Let’s take a look at it:

PS >> $evt | where {$_.eventid -eq 4512}

   Index Time          EntryType   Source                 InstanceID Message
   ----- ----          ---------   ------                 ---------- -------
5560756 Dec 12 11:18  Error       HealthService          3221229984 Converting data batch to XML failed with error ...

Now, when it is about counts, Powershell is great.  But sometimes Powershell makes it difficult to actually READ the (long) event messages (descriptions) in the console.
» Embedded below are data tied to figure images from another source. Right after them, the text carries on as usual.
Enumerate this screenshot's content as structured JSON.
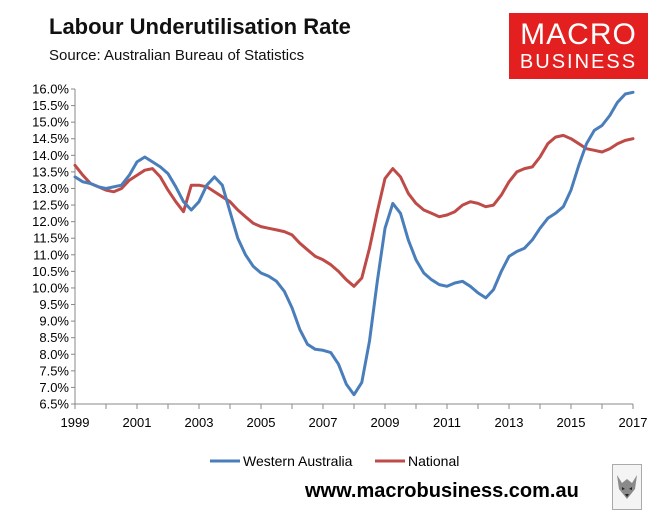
{
  "header": {
    "title": "Labour Underutilisation Rate",
    "subtitle": "Source: Australian Bureau of Statistics"
  },
  "logo": {
    "line1": "MACRO",
    "line2": "BUSINESS",
    "color": "#e3201f"
  },
  "footer": {
    "website": "www.macrobusiness.com.au",
    "badge_icon": "fox-icon"
  },
  "chart_data": {
    "type": "line",
    "xlim": [
      1999,
      2017
    ],
    "ylim": [
      6.5,
      16.0
    ],
    "x_ticks": [
      "1999",
      "2001",
      "2003",
      "2005",
      "2007",
      "2009",
      "2011",
      "2013",
      "2015",
      "2017"
    ],
    "y_ticks": [
      "6.5%",
      "7.0%",
      "7.5%",
      "8.0%",
      "8.5%",
      "9.0%",
      "9.5%",
      "10.0%",
      "10.5%",
      "11.0%",
      "11.5%",
      "12.0%",
      "12.5%",
      "13.0%",
      "13.5%",
      "14.0%",
      "14.5%",
      "15.0%",
      "15.5%",
      "16.0%"
    ],
    "grid": false,
    "legend_position": "bottom",
    "series": [
      {
        "name": "Western Australia",
        "color": "#4a7ebb",
        "points": [
          [
            1999.0,
            13.35
          ],
          [
            1999.25,
            13.2
          ],
          [
            1999.5,
            13.15
          ],
          [
            1999.75,
            13.05
          ],
          [
            2000.0,
            13.0
          ],
          [
            2000.25,
            13.05
          ],
          [
            2000.5,
            13.1
          ],
          [
            2000.75,
            13.4
          ],
          [
            2001.0,
            13.8
          ],
          [
            2001.25,
            13.95
          ],
          [
            2001.5,
            13.8
          ],
          [
            2001.75,
            13.65
          ],
          [
            2002.0,
            13.45
          ],
          [
            2002.25,
            13.05
          ],
          [
            2002.5,
            12.6
          ],
          [
            2002.75,
            12.35
          ],
          [
            2003.0,
            12.6
          ],
          [
            2003.25,
            13.1
          ],
          [
            2003.5,
            13.35
          ],
          [
            2003.75,
            13.1
          ],
          [
            2004.0,
            12.3
          ],
          [
            2004.25,
            11.5
          ],
          [
            2004.5,
            11.0
          ],
          [
            2004.75,
            10.65
          ],
          [
            2005.0,
            10.45
          ],
          [
            2005.25,
            10.35
          ],
          [
            2005.5,
            10.2
          ],
          [
            2005.75,
            9.9
          ],
          [
            2006.0,
            9.4
          ],
          [
            2006.25,
            8.75
          ],
          [
            2006.5,
            8.3
          ],
          [
            2006.75,
            8.15
          ],
          [
            2007.0,
            8.12
          ],
          [
            2007.25,
            8.05
          ],
          [
            2007.5,
            7.7
          ],
          [
            2007.75,
            7.1
          ],
          [
            2008.0,
            6.78
          ],
          [
            2008.25,
            7.15
          ],
          [
            2008.5,
            8.4
          ],
          [
            2008.75,
            10.2
          ],
          [
            2009.0,
            11.8
          ],
          [
            2009.25,
            12.55
          ],
          [
            2009.5,
            12.25
          ],
          [
            2009.75,
            11.45
          ],
          [
            2010.0,
            10.85
          ],
          [
            2010.25,
            10.45
          ],
          [
            2010.5,
            10.25
          ],
          [
            2010.75,
            10.1
          ],
          [
            2011.0,
            10.05
          ],
          [
            2011.25,
            10.15
          ],
          [
            2011.5,
            10.2
          ],
          [
            2011.75,
            10.05
          ],
          [
            2012.0,
            9.85
          ],
          [
            2012.25,
            9.7
          ],
          [
            2012.5,
            9.95
          ],
          [
            2012.75,
            10.5
          ],
          [
            2013.0,
            10.95
          ],
          [
            2013.25,
            11.1
          ],
          [
            2013.5,
            11.2
          ],
          [
            2013.75,
            11.45
          ],
          [
            2014.0,
            11.8
          ],
          [
            2014.25,
            12.1
          ],
          [
            2014.5,
            12.25
          ],
          [
            2014.75,
            12.45
          ],
          [
            2015.0,
            12.95
          ],
          [
            2015.25,
            13.7
          ],
          [
            2015.5,
            14.35
          ],
          [
            2015.75,
            14.75
          ],
          [
            2016.0,
            14.9
          ],
          [
            2016.25,
            15.2
          ],
          [
            2016.5,
            15.6
          ],
          [
            2016.75,
            15.85
          ],
          [
            2017.0,
            15.9
          ]
        ]
      },
      {
        "name": "National",
        "color": "#be4b48",
        "points": [
          [
            1999.0,
            13.7
          ],
          [
            1999.25,
            13.4
          ],
          [
            1999.5,
            13.15
          ],
          [
            1999.75,
            13.05
          ],
          [
            2000.0,
            12.95
          ],
          [
            2000.25,
            12.9
          ],
          [
            2000.5,
            13.0
          ],
          [
            2000.75,
            13.25
          ],
          [
            2001.0,
            13.4
          ],
          [
            2001.25,
            13.55
          ],
          [
            2001.5,
            13.6
          ],
          [
            2001.75,
            13.35
          ],
          [
            2002.0,
            12.95
          ],
          [
            2002.25,
            12.6
          ],
          [
            2002.5,
            12.3
          ],
          [
            2002.75,
            13.1
          ],
          [
            2003.0,
            13.1
          ],
          [
            2003.25,
            13.05
          ],
          [
            2003.5,
            12.9
          ],
          [
            2003.75,
            12.75
          ],
          [
            2004.0,
            12.6
          ],
          [
            2004.25,
            12.35
          ],
          [
            2004.5,
            12.15
          ],
          [
            2004.75,
            11.95
          ],
          [
            2005.0,
            11.85
          ],
          [
            2005.25,
            11.8
          ],
          [
            2005.5,
            11.75
          ],
          [
            2005.75,
            11.7
          ],
          [
            2006.0,
            11.6
          ],
          [
            2006.25,
            11.35
          ],
          [
            2006.5,
            11.15
          ],
          [
            2006.75,
            10.95
          ],
          [
            2007.0,
            10.85
          ],
          [
            2007.25,
            10.7
          ],
          [
            2007.5,
            10.5
          ],
          [
            2007.75,
            10.25
          ],
          [
            2008.0,
            10.05
          ],
          [
            2008.25,
            10.3
          ],
          [
            2008.5,
            11.2
          ],
          [
            2008.75,
            12.3
          ],
          [
            2009.0,
            13.3
          ],
          [
            2009.25,
            13.6
          ],
          [
            2009.5,
            13.35
          ],
          [
            2009.75,
            12.85
          ],
          [
            2010.0,
            12.55
          ],
          [
            2010.25,
            12.35
          ],
          [
            2010.5,
            12.25
          ],
          [
            2010.75,
            12.15
          ],
          [
            2011.0,
            12.2
          ],
          [
            2011.25,
            12.3
          ],
          [
            2011.5,
            12.5
          ],
          [
            2011.75,
            12.6
          ],
          [
            2012.0,
            12.55
          ],
          [
            2012.25,
            12.45
          ],
          [
            2012.5,
            12.5
          ],
          [
            2012.75,
            12.8
          ],
          [
            2013.0,
            13.2
          ],
          [
            2013.25,
            13.5
          ],
          [
            2013.5,
            13.6
          ],
          [
            2013.75,
            13.65
          ],
          [
            2014.0,
            13.95
          ],
          [
            2014.25,
            14.35
          ],
          [
            2014.5,
            14.55
          ],
          [
            2014.75,
            14.6
          ],
          [
            2015.0,
            14.5
          ],
          [
            2015.25,
            14.35
          ],
          [
            2015.5,
            14.2
          ],
          [
            2015.75,
            14.15
          ],
          [
            2016.0,
            14.1
          ],
          [
            2016.25,
            14.2
          ],
          [
            2016.5,
            14.35
          ],
          [
            2016.75,
            14.45
          ],
          [
            2017.0,
            14.5
          ]
        ]
      }
    ]
  }
}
For example, our event ID 4512 is difficult to read in its entirety and gets truncated with trailing dots…

we can of course increase the window size and/or selecting only THAT one field to read it better:

PS >> $evt | where {$_.eventid -eq 4512} | select message

Message
-------
Converting data batch to XML failed with error "Not enough storage is available to complete this operation." (0x8007000E) in rule "Microsoft.SystemCenter.ConfigurationService.CollectionRule.Event.ConfigurationChanged" running for instance "RMS.MYDOMAIN.COM" with id:"{04F4ADED-2C7F-92EF-D620-9AF9685F736F}" in management group "SCOMPROD"

Or, worst case, if it still does not fit, we can still go and search for it in the actual, usual eventlog application… but at least we will have spotted it!

 

The above wants to give you an idea of what is easily accomplished with some simple one-liners, and how it can be a useful aid in analyzing/digging into Eventlogs.

All of the above is ALSO be possible with Logparser, and it would actually be even less heavy on memory usage and it will be quicker, to be honest!

I just like Powershell syntax a lot more, and its ubiquity, which makes it a better option for me. Your mileage may vary, of course.